Leahy and Cornyn are longtime leaders on FOIA issues in Congress, and in 2007, they partnered to author the OPEN Government Act. Signed into law later that year, the measure made the first major reforms to FOIA in more than a decade by restoring meaningful deadlines for agency action under FOIA, and imposing real consequences on federal agencies for missing FOIA’s 20-day statutory deadline. The OPEN Government Act also provided for the establishment of the Office of Government Information Services (OGIS) in the National Archives and Records Administration (NARA). The office is charged with reviewing agency compliance with FOIA, mediating inter-agency FOIA disputes, and housing the newly created FOIA ombudsman. Earlier this month, the President signed the omnibus appropriations bill, which included $1 million to establish OGIS.

Sunshine Week participants include print, broadcast and online news media, civic groups, libraries, non-profit organizations, schools and others.

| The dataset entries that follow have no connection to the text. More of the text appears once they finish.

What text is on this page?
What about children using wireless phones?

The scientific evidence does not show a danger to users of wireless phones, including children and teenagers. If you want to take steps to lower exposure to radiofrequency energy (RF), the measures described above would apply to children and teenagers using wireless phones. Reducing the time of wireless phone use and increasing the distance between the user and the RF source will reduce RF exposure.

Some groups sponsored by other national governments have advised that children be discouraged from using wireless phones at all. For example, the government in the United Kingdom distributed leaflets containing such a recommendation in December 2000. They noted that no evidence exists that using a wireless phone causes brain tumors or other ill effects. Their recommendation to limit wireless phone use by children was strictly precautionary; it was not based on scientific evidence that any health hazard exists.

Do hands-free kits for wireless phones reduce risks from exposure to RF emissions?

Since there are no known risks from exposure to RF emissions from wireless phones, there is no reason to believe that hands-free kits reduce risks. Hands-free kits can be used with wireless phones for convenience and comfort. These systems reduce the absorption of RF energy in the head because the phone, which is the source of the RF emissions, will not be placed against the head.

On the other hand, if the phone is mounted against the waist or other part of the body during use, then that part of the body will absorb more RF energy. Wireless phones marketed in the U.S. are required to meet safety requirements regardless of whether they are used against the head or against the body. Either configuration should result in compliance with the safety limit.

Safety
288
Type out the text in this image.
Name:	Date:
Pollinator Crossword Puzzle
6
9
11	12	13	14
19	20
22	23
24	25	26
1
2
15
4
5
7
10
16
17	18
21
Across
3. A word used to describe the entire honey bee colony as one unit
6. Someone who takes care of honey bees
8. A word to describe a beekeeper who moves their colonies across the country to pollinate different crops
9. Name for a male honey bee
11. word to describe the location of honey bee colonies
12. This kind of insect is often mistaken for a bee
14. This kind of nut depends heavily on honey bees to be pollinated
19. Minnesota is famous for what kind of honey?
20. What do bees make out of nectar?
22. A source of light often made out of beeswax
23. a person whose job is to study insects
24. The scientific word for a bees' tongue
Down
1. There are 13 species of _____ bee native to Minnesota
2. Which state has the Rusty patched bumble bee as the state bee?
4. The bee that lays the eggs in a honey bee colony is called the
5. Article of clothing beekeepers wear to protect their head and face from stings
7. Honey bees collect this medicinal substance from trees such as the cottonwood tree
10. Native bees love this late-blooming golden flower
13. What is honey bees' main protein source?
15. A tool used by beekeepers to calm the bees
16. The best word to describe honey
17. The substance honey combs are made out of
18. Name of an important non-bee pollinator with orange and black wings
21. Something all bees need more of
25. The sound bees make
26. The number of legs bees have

Leahy and Cornyn have authored and supported several additional open government and transparency measures in the Senate. Leahy was installed in the Freedom of Information Act Hall of Fame in 1996, and on Monday was awarded the Robert Vaughn FOIA Legend Award. Cornyn has long been a champion of open government. As Texas Attorney General, he took ground-breaking measures to increase transparency, and he received the Sunshine in Government award from the National Newspaper Association in 2007.